Piena e convinta solidarietà va al sindaco di Carlentini, Giuseppe Stefio, e alla sua famiglia per le gravi minacce ricevute: chi prova a intimidire le istituzioni democratiche trova nel Partito Democratico un muro fermo e determinato nella difesa della legalità e della democrazia.
"Guardiamo alle prossime elezioni amministrative con un'idea chiara - afferma in una nota il segretario cittadino Marco Morabito -: costruire il programma dal basso, coinvolgendo cittadini, residenti e forze produttive della città.
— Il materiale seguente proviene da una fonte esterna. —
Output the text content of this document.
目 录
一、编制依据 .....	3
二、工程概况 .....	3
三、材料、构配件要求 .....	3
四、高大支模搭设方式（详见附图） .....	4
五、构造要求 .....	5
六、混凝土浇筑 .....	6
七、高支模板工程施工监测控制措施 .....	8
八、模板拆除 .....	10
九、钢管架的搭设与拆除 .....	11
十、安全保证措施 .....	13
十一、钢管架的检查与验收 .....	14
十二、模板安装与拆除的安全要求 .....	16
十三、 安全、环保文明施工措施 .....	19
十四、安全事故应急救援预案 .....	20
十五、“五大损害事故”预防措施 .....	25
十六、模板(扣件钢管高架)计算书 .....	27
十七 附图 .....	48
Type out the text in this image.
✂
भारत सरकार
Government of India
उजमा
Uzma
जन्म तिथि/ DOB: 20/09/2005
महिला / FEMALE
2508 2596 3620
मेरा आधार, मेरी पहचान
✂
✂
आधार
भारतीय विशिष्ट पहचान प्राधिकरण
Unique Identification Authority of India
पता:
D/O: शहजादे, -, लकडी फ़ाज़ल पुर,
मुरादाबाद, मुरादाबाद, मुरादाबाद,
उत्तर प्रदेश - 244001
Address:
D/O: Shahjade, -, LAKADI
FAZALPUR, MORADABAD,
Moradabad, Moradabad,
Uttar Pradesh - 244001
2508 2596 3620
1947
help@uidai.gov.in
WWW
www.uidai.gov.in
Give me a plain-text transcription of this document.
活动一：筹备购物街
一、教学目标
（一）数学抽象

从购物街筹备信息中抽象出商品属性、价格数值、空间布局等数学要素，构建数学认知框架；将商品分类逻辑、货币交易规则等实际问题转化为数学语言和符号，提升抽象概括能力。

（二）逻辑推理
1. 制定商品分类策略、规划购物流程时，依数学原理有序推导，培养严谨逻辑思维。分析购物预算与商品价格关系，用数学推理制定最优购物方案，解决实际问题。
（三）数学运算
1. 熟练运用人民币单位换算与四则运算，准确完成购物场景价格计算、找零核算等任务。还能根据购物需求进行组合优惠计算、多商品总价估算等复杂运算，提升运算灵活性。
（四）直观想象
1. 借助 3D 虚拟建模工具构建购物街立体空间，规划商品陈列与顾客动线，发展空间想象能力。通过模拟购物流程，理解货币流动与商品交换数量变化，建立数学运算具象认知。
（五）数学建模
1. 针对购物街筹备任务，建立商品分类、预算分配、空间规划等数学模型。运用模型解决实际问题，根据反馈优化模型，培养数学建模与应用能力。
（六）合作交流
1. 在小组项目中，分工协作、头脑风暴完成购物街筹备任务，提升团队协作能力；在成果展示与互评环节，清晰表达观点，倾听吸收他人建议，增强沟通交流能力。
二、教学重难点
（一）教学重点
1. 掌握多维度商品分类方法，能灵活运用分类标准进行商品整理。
La prima sfida è rilanciare Io sviluppo turistico, migliorando i servizi e promuovendo al contempo un modello di crescita sostenibile, compatibile con le esigenze e i bisogni dei residenti. A tal fine, si intende avviare sin da subito un confronto articolato in una serie di incontri. Il primo appuntamento, che vedrà la partecipazione deII'onorevole Bruno Marziano, è rivolto ai residenti del centro storico e si terrà sabato 17, alle ore 17.00, presso la sede del circolo, sita in via Fabrizi n. 37.
Infine, con spirito di responsabilità, chiarezza e unità, e in vista delle prossime elezioni amministrative, preso atto della disponibilità ad accogliere le indicazioni del partito, proponiamo ufficialmente la candidatura a sindaco deII'onorevole Bruno Marziano. In una fase complessa per la nostra città, riteniamo indispensabile una guida autorevole, credibile e profondamente legata al tessuto sociale del territorio: una figura competente e stimata, capace di coniugare rigore morale e una solida esperienza amministrativa maturata in incarichi di primo piano, trasformando l'esperienza istituzionale in un nuovo progetto politico per Noto, più giusto, più aperto e più vicino ai bisogni reali delle cittadine e dei cittadini. Bisogni che, nel corso di questi anni, sono stati mortificati da personalismi e scontri, allontanando l'azione politica dalle vere priorità della comunità".